Hommages aux victimes sur les terrains de football

Vendredi soir, des hommages ont également été rendus aux victimes lors du match de Ligue 1 entre Saint-Etienne et Bordeaux ainsi qu'avant sept rencontres de Ligue 2. "Pensées émues en ce 5 mai. SC Bastia nous sommes de tout cœur avec vous",  a par ailleurs lancé sur Twitter l'Olympique de Marseille, club que devait affronter Bastia en demi-finale de la Coupe de France le soir de la catastrophe.

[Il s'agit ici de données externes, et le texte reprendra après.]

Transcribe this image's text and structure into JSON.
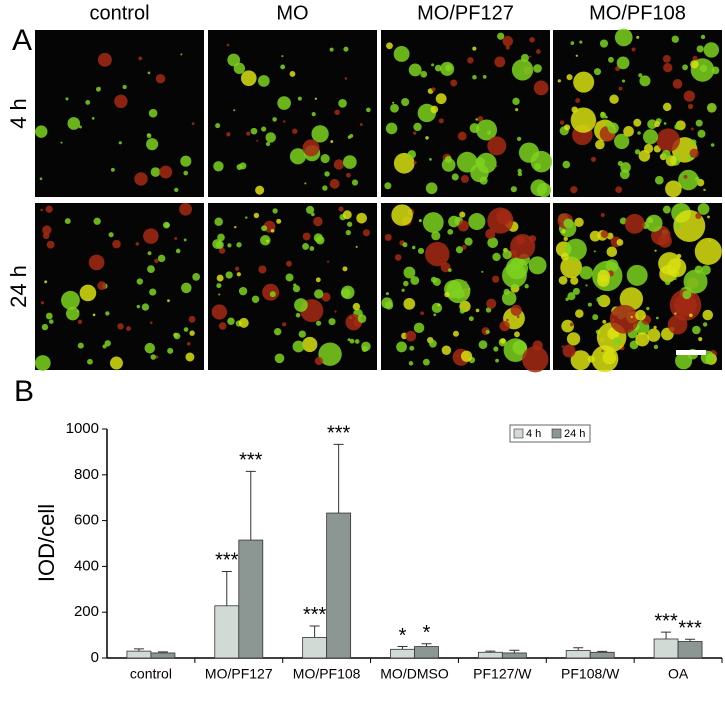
{
  "panel_a": {
    "label": "A",
    "columns": [
      "control",
      "MO",
      "MO/PF127",
      "MO/PF108"
    ],
    "rows": [
      "4 h",
      "24 h"
    ]
  },
  "chart_data": {
    "type": "bar",
    "panel_label": "B",
    "ylabel": "IOD/cell",
    "categories": [
      "control",
      "MO/PF127",
      "MO/PF108",
      "MO/DMSO",
      "PF127/W",
      "PF108/W",
      "OA"
    ],
    "series": [
      {
        "name": "4 h",
        "color": "#d2dad6",
        "values": [
          30,
          228,
          90,
          38,
          25,
          33,
          83
        ],
        "errors": [
          10,
          150,
          50,
          12,
          5,
          12,
          30
        ],
        "annotations": [
          null,
          "***",
          "***",
          "*",
          null,
          null,
          "***"
        ]
      },
      {
        "name": "24 h",
        "color": "#8c9692",
        "values": [
          22,
          515,
          633,
          50,
          22,
          25,
          72
        ],
        "errors": [
          5,
          300,
          300,
          12,
          12,
          4,
          10
        ],
        "annotations": [
          null,
          "***",
          "***",
          "*",
          null,
          null,
          "***"
        ]
      }
    ],
    "ylim": [
      0,
      1000
    ],
    "yticks": [
      0,
      200,
      400,
      600,
      800,
      1000
    ],
    "grid": false,
    "legend": "top-right"
  }
}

"'Ici, le soleil décline et l'ambiance monte'. Per sempre ind'è nostra  mimoria (pour toujours dans notre mémoire)", a tweeté de son côté Gilles Simeoni, reprenant les derniers mots prononcés à l'antenne par le journaliste de RCFM Michel Vivarelli, perché en haut de la tribune qui s'est effondrée, et qui figurent aujourd'hui sur la stèle commémorative.  "Ùn ci scuderemu mai (nous n'oublierons jamais)", a également écrit Jean-Guy Talamoni sur son compte Twitter.

"Il y a 25 ans, 18 personnes périssaient à Furiani. Mes pensées vont aux familles et aux 2.357 blessés qui en portent les stigmates indélébiles", a pour sa part déclaré le candidat à l'élection présidentielle Emmanuel Macron, toujours sur le réseau social.

Le collectif des victimes du 5 mai, porté par les filles de Pierre-Jean Guidicelli, se bat pour obtenir la "sacralisation" de la date du 5 mai, sans qu’aucun match de football ne puisse être organisé ce jour-là. Pour l’heure, cette règle s'applique uniquement si les rencontres ont lieu le samedi, ce qui, précisent nos confères de L'Equipe, sera le cas la saison prochaine.